Грейс непринужденно обнимает Скай за плечи, и от ее влажной еще кожи платье на спине младшей сестры делается прозрачным. Промокшая ткань кажется тонкой и голубоватой, и на мгновение мне представляется мертвяк с его безвольно шевелящимися конечностями. Мне даже приходится с силой помотать головой, чтобы избавиться от этого жуткого образа.

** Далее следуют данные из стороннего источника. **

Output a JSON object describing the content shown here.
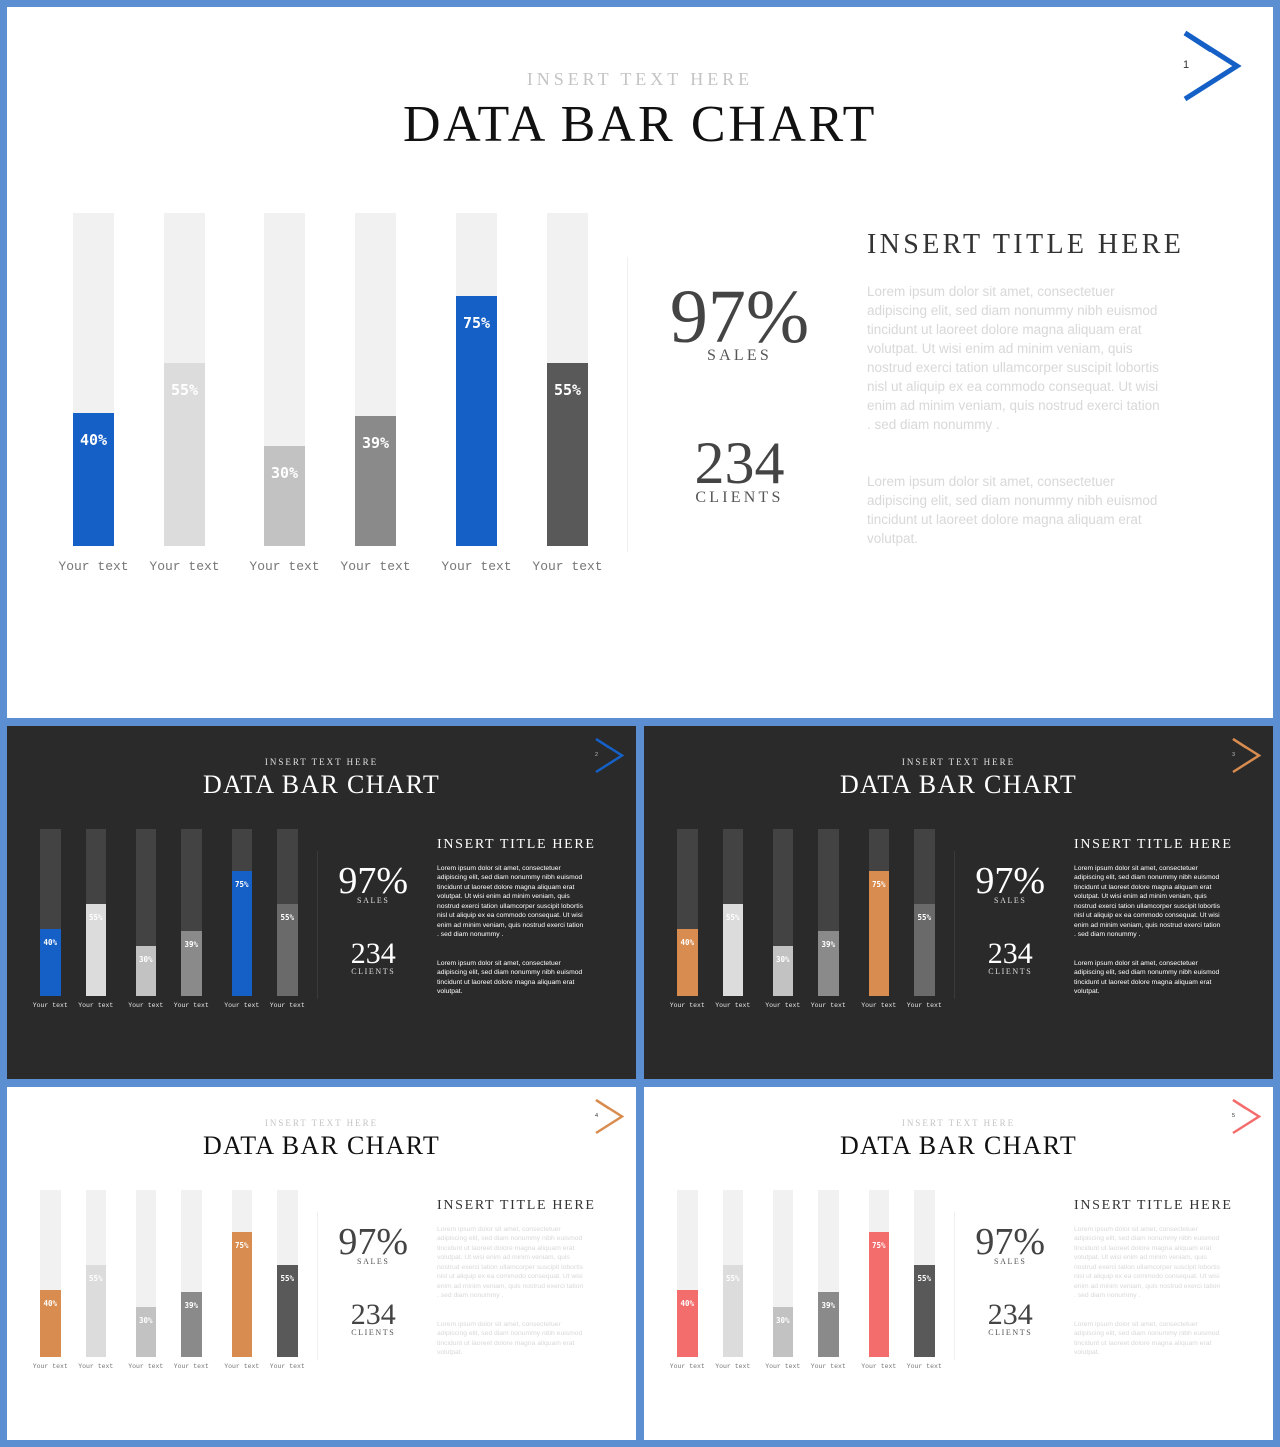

На шестой день отсутствия матери я, проснувшись, сразу выхожу из дома, решив обойтись без завтрака. Пока иду коридорами, никого вокруг не вижу, и на миг я даю волю фантазии: будто к берегу прибыла лодка и всех уже забрали на борт. Однако забавляет меня это лишь потому, что ничего подобного в реальности нет. Если последний год меня вообще чему-то научил, так это тому, что одиночество для меня разрушительно. Я не тот человек, что способен с этим справиться.
Проведя пальцем по краю большой вазы, что одиноко украшает каминную полку в холле, я снимаю изрядную щепотку пыли. Ваза пустует, если не считать залетевшей туда осы, с дрожащим гудением тыкающейся в фарфоровые стенки, обреченной умереть в собственном гуле.
– Вот тебе! Страдай, – неслышно, одними губами говорю ей.
Где-то посреди ночи – снова в постели одна – я проснулась с четким осознанием того, что нет ничего на свете, чего бы я ни сделала для него. И пока сюда не примешиваются прочие мысли, осколки каждодневных переживаний и забот, это вроде бы совсем просто. Напоминание о том, какой непосредственной и прямолинейной порой оказывается любовь, когда все вдруг сложится в единую картину.